I’m not advocating violence here, but we all know where history is headed.

Broken Links

February 4, 2008 by Daniel Luxemburg

The concurrence of two seemingly unrelated events has finally shaken me out of my several year “planning phase” and prompted me to actually write a blog post. Event, the first: Last Wednesday the internet went out for a couple tens of millions of people on the other side of the world. The situation has only gotten worse. Something happened to some pretty important cables in the Mediterranean and left people from Dubai to Bangladesh vying for little remaining bandwidth or scrambling to reroute access through satellite systems. Initial reports blamed a boat trying to moor off the coast of Egypt in bad weather for severing two oceanic cable systems on January 30th. That explanation looked good for the cut that happened off the coast of Egypt near Alexandria, but not for the cut that happened within a few hours, but hundreds of miles away near Marseille, France. No one seems to have even bothered to try to explain the third major data artery to go dead. It did so two days later, due to some sort of damage off the coast of Dubai in the Persian Gulf.

Now, two days after that, another one. Qatar is now offline as a result of damage to a conduit from that country to the UAE. Also late-breaking: Egypt checked, there was no boat near the original incident site.

So, four major linkages in the global data network have gone down in and around the Middle East over the last five days for seemingly unrelated reasons, none of which have been explained.

Event, the second: Yacrosoft!

It doesn’t bear repeating.
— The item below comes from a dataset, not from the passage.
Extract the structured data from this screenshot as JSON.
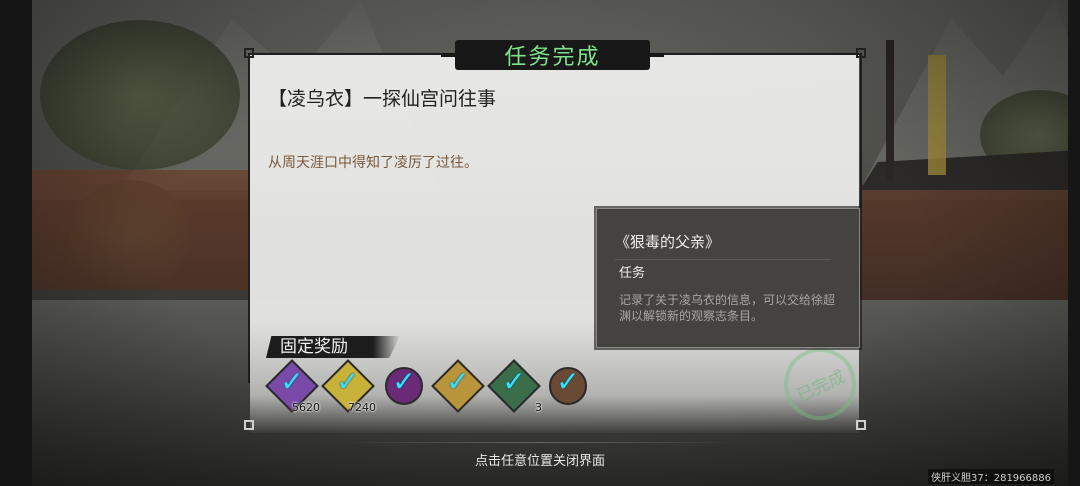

Microsoft made a bid for Yahoo!. The internet went, predictably, nuts. Every news outlet reported it and every blog speculated about what might result from it.
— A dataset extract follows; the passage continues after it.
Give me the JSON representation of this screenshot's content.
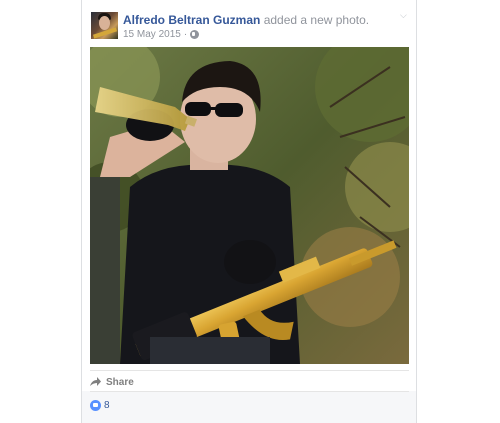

Google responded to the news with a strongly worded condemnation of the potential acquisition and the Times is reporting that Google’s CEO Eric Schmidt phoned Yahoo’s CEO Jerry Yang “offering the company’s help in fending off Microsoft, possibly in the form of a partnership between the companies.”

Google’s interest in the situation is obvious—the deal would merge the distant second and third place players in the search arena into one potentially realistic challenger for the thrown Google practically invented for itself. However, the response from the Googleplex cannot be reduced to, or dismissed as, merely corporate self-interest. They’ve got some good points:

The openness of the Internet is what made Google—and Yahoo!—possible. A good idea that users find useful spreads quickly. Businesses can be created around the idea. Users benefit from constant innovation. It’s what makes the Internet such an exciting place.

So Microsoft’s hostile bid for Yahoo! raises troubling questions. This is about more than simply a financial transaction, one company taking over another. It’s about preserving the underlying principles of the Internet: openness and innovation.

Could Microsoft now attempt to exert the same sort of inappropriate and illegal influence over the Internet that it did with the PC? While the Internet rewards competitive innovation, Microsoft has frequently sought to establish proprietary monopolies—and then leverage its dominance into new, adjacent markets.

The sentiment behind this statement is powerful and emphatically true. Especially the part about the internet being such an exciting place and especially the part about how that excitement is made possible by the ready and effective dissemination of information.

That system is down at the moment. This corporate affair that is clogging the first world’s bandwidth with an unbelievable amount of chatter regards an internet that has four deep, mysterious cuts in it right now.